SPEELWIJZE LEKKER BLIJVEN WERKEN SPEL De huidige arbeidsmarkt ziet er heel anders uit dan die van vroeger: we veranderen vaker van baan of de inhoud ervan verandert, banen zijn minder zeker en de groei van de levensverwachting heeft als gevolg dat we langer blijven doorwerken. Daarom is het noodzakelijk dat we actief bezig zijn met de toekomst van ons werk, dat we zelf de regie nemen over onze loopbaan. De centrale vraag daarbij is: Wat kan ik zelf doen om ook in de toekomst lekker te blijven werken? De bedoeling van dit spel is met jezelf en anderen in gesprek te gaan over de toekomst van je werk. Hoe sta je er wat dat betreft voor? Waar liggen je kansen? Wat zijn je uitdagingen? Welke gedragsveranderingen gaan je daarbij helpen? Waar ga je voor?

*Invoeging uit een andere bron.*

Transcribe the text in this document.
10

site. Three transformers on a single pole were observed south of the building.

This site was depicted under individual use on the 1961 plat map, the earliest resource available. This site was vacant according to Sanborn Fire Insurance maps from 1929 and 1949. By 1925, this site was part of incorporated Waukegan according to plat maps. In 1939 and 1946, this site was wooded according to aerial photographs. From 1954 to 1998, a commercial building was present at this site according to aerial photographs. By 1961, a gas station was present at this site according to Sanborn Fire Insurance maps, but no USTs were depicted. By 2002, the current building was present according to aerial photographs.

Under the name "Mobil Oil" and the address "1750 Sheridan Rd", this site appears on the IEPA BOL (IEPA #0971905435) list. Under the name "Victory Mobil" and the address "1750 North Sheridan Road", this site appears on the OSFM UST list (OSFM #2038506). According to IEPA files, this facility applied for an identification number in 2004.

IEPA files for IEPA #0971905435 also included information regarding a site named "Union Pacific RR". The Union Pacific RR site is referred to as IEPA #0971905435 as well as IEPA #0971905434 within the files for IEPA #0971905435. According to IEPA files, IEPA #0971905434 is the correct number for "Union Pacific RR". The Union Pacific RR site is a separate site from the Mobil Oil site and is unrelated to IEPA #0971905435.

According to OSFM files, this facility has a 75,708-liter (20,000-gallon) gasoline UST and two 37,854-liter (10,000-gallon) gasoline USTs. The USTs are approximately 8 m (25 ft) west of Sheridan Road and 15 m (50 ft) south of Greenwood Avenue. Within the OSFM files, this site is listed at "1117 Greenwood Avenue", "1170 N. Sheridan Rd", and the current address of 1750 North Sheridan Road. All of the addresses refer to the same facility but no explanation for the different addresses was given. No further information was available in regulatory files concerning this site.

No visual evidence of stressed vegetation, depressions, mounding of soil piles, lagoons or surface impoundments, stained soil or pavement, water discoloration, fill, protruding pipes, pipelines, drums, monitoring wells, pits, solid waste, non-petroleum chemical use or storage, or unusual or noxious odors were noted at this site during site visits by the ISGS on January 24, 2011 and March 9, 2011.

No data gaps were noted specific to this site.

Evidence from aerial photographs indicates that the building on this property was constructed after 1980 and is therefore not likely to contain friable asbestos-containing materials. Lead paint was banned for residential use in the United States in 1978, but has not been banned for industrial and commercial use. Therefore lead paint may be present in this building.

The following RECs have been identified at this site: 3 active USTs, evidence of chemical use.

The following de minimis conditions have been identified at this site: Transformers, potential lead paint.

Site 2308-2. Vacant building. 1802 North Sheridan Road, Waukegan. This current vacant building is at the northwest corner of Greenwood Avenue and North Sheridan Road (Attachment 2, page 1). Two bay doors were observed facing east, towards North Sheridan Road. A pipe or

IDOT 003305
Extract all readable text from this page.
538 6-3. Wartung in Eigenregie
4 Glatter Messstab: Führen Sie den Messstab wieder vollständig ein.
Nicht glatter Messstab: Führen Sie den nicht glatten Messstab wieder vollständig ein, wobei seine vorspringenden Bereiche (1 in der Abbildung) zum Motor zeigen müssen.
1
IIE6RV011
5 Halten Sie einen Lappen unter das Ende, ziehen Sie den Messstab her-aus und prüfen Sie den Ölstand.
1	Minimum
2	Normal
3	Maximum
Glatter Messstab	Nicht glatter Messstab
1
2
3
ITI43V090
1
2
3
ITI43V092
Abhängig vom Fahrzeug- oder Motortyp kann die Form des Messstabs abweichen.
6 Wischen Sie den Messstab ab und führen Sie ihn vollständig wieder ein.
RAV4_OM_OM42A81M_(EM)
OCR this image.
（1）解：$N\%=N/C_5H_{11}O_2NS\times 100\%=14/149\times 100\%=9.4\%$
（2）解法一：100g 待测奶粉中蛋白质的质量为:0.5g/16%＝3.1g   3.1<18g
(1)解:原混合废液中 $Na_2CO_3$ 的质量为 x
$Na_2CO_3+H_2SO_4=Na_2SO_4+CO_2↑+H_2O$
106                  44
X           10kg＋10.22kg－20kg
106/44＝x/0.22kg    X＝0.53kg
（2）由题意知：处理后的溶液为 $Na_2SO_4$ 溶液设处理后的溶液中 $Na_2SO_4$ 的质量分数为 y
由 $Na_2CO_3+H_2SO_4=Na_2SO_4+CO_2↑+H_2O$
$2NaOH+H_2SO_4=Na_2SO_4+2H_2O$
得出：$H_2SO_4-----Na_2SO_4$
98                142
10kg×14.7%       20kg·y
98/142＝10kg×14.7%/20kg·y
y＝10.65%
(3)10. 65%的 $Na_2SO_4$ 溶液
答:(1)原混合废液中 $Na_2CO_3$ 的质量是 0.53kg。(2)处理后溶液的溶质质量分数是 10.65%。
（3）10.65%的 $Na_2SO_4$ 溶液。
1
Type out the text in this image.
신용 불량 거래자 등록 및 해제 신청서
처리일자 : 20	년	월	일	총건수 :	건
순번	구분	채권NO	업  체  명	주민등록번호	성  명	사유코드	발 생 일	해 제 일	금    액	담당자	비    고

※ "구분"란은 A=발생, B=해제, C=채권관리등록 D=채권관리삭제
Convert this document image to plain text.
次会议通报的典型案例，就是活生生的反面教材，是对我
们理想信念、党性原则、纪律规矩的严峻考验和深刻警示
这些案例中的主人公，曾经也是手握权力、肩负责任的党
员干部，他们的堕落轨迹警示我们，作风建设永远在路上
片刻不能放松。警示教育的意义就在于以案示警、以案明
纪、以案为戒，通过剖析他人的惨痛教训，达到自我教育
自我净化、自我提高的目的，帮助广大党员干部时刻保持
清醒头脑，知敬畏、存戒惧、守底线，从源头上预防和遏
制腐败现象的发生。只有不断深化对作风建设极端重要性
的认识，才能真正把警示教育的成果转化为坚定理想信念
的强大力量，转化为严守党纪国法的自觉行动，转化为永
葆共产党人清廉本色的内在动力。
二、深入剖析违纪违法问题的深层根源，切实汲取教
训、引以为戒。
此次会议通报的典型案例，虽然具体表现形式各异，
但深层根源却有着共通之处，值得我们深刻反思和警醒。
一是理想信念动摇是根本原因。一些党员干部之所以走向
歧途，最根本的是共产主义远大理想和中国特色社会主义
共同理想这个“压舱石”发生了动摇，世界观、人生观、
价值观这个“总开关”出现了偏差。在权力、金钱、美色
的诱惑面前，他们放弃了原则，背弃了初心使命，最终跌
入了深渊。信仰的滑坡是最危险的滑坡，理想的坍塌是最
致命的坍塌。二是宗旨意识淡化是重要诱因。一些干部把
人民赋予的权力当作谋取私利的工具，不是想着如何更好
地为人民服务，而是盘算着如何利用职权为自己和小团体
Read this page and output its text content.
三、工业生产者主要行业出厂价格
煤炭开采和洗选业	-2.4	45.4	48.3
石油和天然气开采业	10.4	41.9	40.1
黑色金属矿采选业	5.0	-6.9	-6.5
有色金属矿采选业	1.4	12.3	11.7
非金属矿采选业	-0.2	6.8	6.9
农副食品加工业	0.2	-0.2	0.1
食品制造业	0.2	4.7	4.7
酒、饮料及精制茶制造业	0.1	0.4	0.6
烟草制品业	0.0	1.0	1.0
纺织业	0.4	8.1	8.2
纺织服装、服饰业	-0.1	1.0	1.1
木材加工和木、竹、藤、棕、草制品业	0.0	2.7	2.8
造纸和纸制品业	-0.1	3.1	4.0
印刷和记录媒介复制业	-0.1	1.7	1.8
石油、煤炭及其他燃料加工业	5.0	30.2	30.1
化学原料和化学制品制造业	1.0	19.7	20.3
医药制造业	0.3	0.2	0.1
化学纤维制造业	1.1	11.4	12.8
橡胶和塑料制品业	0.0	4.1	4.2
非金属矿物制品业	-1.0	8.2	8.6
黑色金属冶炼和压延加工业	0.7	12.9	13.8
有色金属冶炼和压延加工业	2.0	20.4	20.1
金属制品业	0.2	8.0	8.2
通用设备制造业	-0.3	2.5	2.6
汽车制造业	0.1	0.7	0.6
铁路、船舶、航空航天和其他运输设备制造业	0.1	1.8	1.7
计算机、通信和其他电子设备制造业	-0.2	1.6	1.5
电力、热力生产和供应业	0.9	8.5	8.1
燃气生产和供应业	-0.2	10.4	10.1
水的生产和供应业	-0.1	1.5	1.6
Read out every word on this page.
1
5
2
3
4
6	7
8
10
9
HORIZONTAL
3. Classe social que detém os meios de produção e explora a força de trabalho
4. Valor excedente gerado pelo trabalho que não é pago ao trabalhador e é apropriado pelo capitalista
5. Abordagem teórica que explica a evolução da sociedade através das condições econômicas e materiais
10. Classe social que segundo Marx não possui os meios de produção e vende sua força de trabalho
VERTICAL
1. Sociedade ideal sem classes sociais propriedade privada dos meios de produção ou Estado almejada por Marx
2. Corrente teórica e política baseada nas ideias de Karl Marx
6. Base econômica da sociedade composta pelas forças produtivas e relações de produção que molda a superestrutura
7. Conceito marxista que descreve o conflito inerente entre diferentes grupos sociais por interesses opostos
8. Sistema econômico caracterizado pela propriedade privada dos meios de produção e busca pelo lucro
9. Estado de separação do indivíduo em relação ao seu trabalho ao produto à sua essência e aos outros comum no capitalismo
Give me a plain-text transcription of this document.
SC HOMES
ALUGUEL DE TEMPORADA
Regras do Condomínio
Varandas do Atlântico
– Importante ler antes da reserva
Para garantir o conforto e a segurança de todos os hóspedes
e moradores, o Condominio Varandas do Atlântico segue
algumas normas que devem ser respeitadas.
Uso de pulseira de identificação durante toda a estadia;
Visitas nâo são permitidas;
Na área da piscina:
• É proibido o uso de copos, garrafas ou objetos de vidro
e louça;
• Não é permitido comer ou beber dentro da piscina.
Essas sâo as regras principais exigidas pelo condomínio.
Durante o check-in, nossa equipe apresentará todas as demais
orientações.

Het spel stimuleert je om op punten waar dat zinvol is, zelf in actie te komen of samen met je werkgever plannen te maken om je inzetbaarheid (verder) te verbeteren. Bij het stilstaan bij de toekomst van je werk zijn vier onderwerpen van belang: 1. 2. 3. 4.
Huidige werk: Hoe goed kan ik mijn werk (blijven) uitvoeren? Inzetbaarheid: Hoe blijf ik aantrekkelijk voor de arbeidsmarkt? Vitaliteit en gezondheid: Hoe blijf ik fysiek en mentaal fit? Werk en leven: Hoe past werk in mijn leven?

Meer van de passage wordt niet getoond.